The truth is that evangelicals’ initial responses to the pro-life movement were mixed. To be sure, you could find some evangelicals who supported abortion or who were silent on the issue. It took fundamentalist Baptist Jerry Falwell a few years to speak publicly against abortion. As Trevin Wax has noted here, Baptist Press, the newspaper of the Southern Baptist Convention, took an anti-Catholic tone in its favorable reporting on the decision:

The Roman Catholic hierarchy insists that the Supreme Court blundered by making an immoral, anti-religious and unjustified decision. It has vowed to continue the fight against relaxed abortion laws.

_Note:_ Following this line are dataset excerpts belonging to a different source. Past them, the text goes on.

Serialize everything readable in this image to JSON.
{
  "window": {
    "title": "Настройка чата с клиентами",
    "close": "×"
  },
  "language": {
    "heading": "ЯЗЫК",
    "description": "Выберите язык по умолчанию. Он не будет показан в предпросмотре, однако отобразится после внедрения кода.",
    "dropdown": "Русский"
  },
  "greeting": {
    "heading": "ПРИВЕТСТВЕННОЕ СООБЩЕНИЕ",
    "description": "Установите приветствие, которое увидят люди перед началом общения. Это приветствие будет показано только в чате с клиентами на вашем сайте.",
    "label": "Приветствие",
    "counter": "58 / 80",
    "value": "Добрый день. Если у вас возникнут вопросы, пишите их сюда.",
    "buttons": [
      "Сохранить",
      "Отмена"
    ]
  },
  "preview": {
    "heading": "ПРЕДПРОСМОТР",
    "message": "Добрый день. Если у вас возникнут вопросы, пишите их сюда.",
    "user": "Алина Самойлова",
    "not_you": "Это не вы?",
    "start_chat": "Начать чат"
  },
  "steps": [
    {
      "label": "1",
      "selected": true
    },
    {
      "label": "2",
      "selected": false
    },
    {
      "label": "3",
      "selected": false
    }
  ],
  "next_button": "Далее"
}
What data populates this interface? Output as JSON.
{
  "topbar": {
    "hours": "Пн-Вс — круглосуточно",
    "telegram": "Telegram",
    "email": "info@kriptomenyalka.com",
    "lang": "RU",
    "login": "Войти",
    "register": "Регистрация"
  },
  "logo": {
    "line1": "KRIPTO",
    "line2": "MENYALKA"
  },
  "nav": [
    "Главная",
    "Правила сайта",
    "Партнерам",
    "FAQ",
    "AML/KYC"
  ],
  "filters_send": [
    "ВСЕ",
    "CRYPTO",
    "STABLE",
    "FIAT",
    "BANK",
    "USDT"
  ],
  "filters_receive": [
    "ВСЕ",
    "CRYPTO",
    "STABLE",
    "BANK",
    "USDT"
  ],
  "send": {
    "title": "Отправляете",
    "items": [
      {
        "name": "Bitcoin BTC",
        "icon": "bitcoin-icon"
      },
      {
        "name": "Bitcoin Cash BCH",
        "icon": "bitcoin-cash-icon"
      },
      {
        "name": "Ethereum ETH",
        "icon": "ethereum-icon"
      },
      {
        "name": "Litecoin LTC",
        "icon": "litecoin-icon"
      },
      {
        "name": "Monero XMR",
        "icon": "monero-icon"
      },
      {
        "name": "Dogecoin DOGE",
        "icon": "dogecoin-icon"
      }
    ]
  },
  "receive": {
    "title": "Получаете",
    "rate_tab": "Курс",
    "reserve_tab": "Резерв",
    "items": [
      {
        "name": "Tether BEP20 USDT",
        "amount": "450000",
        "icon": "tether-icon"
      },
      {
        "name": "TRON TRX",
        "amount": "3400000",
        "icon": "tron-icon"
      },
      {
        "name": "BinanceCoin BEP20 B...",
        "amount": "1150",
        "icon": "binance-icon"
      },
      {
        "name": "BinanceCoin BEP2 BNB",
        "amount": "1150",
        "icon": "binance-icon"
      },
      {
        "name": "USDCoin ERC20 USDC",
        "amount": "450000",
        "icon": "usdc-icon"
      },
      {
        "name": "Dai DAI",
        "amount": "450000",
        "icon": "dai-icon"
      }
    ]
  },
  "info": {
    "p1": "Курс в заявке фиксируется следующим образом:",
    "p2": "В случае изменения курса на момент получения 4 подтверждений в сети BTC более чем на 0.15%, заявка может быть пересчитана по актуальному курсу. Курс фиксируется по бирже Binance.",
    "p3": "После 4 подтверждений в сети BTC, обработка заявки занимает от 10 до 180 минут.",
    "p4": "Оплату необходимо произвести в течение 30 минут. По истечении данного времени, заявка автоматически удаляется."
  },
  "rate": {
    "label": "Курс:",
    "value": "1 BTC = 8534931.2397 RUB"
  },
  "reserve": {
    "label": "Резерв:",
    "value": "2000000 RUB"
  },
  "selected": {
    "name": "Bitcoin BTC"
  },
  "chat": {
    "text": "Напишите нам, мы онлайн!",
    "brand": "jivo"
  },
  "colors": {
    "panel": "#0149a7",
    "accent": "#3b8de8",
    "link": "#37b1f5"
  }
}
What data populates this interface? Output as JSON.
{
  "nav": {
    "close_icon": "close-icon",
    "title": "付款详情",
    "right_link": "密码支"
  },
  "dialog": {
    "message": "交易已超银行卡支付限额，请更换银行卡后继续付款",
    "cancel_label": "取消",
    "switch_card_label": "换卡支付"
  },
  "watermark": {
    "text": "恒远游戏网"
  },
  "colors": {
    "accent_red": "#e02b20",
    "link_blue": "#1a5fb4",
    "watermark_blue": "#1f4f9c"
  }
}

However, most other religious bodies and leaders, who have expressed themselves, approve the decision. Social, welfare and civil rights workers hailed the decision with enthusiasm.

The SBC in those days was hardly uniform in its evangelical commitment, but even more conservative SBC leaders such as W.A. Criswell, pastor of First Baptist Dallas, were supportive of abortion rights.

Other evangelicals, both white and black, registered grave concern about Roe and abortion-on-demand, however. Evidence of this fact is not hard to find. Flagship evangelical magazine Christianity Today wrote that “the decision runs counter not merely to the moral teachings of Christianity through the ages but also to the moral sense of the American people.”

Likewise, the National Association of Evangelicals said, “We deplore, in the strongest possible terms, the decision of the U.S. Supreme Court which has made it legal to terminate a pregnancy for no better reason than personal convenience or sociological considerations.”

African American civil rights activist Fannie Lou Hamer was more blunt, saying in 1971 that “legal abortion is legal murder.” African American Protestants were among the most likely religious groups to be pro-life as of 1973, but observers often don’t count them as “evangelical,” a term that is typically coded explicitly or implicitly as “white.”

There can be no doubt that white evangelicals were not as unified in their opposition to Roe as were Catholic leaders in America. But the idea that evangelicals were silent about Roe is a myth. The myth becomes even less sustainable if you include traditional Protestant African Americans such as Hamer in the category of evangelicals (which we should).